Zeytinyağı, tuz ve karabiber ile balığın içlerini ve dışlarını lezzetlendirin. Fırını 180 derecede ısıtın. Bu arada, patateslerinizi yıkayıp soyduktan sonra ince eşit halkalar şeklinde doğrayın. Eğer patatesler kalın olursa veya eşit olmazlarsa, balığınız pişene kadar patatesleriniz pişmeyecektir. Aynı şekilde havuçları da doğrayın.
Soğanları julienne şeklinde doğrayın ve beş diş sarımsağın iki dişini sadece üzerine vurup kırdıktan sonra bütün olarak, geri kalanlarını da ince ince doğrayıp soğan ve tüm diğer sebzeleriniz ile karıştırın En son derin bir kasede bütün malzemeleri iyice karıştırıp pişireceğiniz fırın kabının altına yayın. Üzerine balıkları yerleştirin ve önceden ısıtılmış 180 derece fırında 20-25 dak. pişirin. (Süre balığın büyüklüğü, fırının performansı gibi bazı etkenler ile değişebilir. Bıçakla çok hafif kesiklerden bakılarak pişip pişmediğine karar verebilirsiniz.)

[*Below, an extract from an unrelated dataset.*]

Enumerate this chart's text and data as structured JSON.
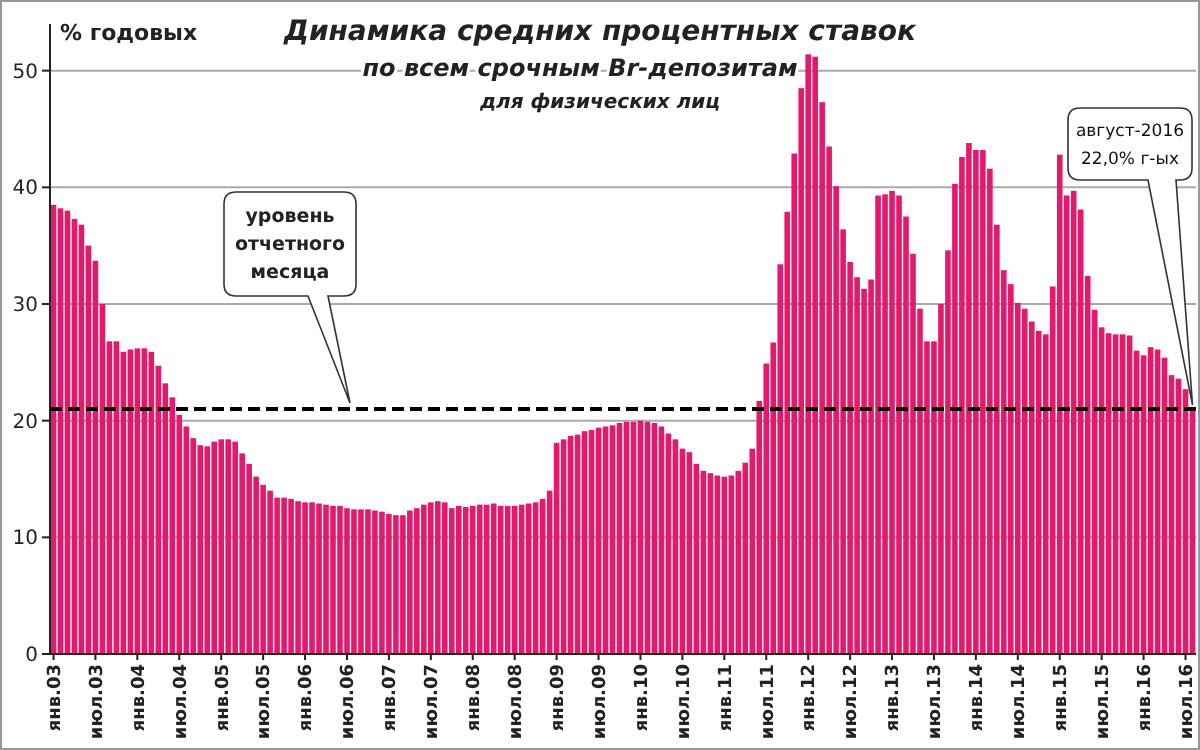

İstanbul sofralarının vazgeçilmezi
Karadenizli balık aşığı bir ailenin kızı olmasına rağmen, balıkla yıldızı bir türlü barışmayan annem sebebiyle, bizim evde pişmeyen tek şey balıktı diyebilirim. Ancak balığa hasret büyüdüm sanmayın. Zira sık sık çok iyi balık restoranlarına gidip, mevsimin tazesi neyse getirtilirdi sofraya... O yıllardan beri balık pişirmek ve balıkla uğraşmak bir seremoni gibi benim için. Lüfer, palamut, uskumru, tekir, izmarit ve istavrit... Her birinin yeri ayrı gönlümde... Ha, pek tabii herkesin gönlüne taht kurmuş, mevsiminde yendiğinde lezzetiyle favorim olan kalkan balığı var bir de!